Le thé arrive, la première tasse dont on dit au Sénégal qu’elle est « amère comme la mort ». « Ce qui me fait le plus mal, souligne Abdoulaye, c’est qu’avec tous ces départs la mort d’un pêcheur devient quelque chose de banal. Ceux qui sont morts sur la route, on n’en parle plus. On n’essaie même pas de situer les responsabilités, à aucun niveau. Alors qu’on devrait le faire, à tous les niveaux ! La communauté, les autorités, l’État, même tes amis qui t’ont poussé à partir ! »
« Dans l’histoire du jeune Doudou Faye, on a pointé un responsable en condamnant son père. Tu en penses quoi ?
C’est plus profond que ça. Bien sûr que le père a une responsabilité dans la mort de son enfant, c’est indéniable. Mais est-il le seul responsable ? Celui qui a convoyé la pirogue, quelle est sa responsabilité ? Et celle de nos garde-côtes ou des gens de Frontex qui n’ont pas arrêté cette pirogue ? Est-ce que condamner uniquement le père, c’est ça la réponse ?
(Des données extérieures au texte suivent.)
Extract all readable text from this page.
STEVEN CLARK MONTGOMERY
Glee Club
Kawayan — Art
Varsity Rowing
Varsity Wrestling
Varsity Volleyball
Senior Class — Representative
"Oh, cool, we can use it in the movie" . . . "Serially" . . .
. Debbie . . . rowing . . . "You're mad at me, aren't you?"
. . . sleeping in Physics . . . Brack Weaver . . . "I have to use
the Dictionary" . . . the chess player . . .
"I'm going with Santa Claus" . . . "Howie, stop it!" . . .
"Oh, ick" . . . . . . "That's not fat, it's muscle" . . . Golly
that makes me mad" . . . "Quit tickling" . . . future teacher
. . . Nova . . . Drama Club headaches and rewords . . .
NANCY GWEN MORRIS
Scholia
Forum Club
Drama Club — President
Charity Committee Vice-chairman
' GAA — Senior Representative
Tu connais la famille de Doudou ?
Oui, je les connais. Ils habitent à Saly, pas loin d’ici. Ils ne sont pas dans le besoin. S’ils l’étaient, on pourrait comprendre, mais ce n’est pas le cas. Le père est pêcheur, il arrive à vivre de son travail. Mais je dis : l’engrenage qui lui a permis de faire ce qu’il a fait, c’est celui-là qu’il faut stopper. Et cet engrenage, il n’est pas seulement au Sénégal, il est aussi dans les pays développés. Est-ce normal que des bateaux européens viennent pêcher dans les eaux sénégalaises mais que les pêcheurs sénégalais qui n’ont plus de poisson ne puissent pas entrer en Europe ? »
Si l’Europe ne veut pas que les Africains quittent leur pays pour venir chez eux, peut-être faudrait-il qu’elle arrête de prendre leur poisson et leurs minerais.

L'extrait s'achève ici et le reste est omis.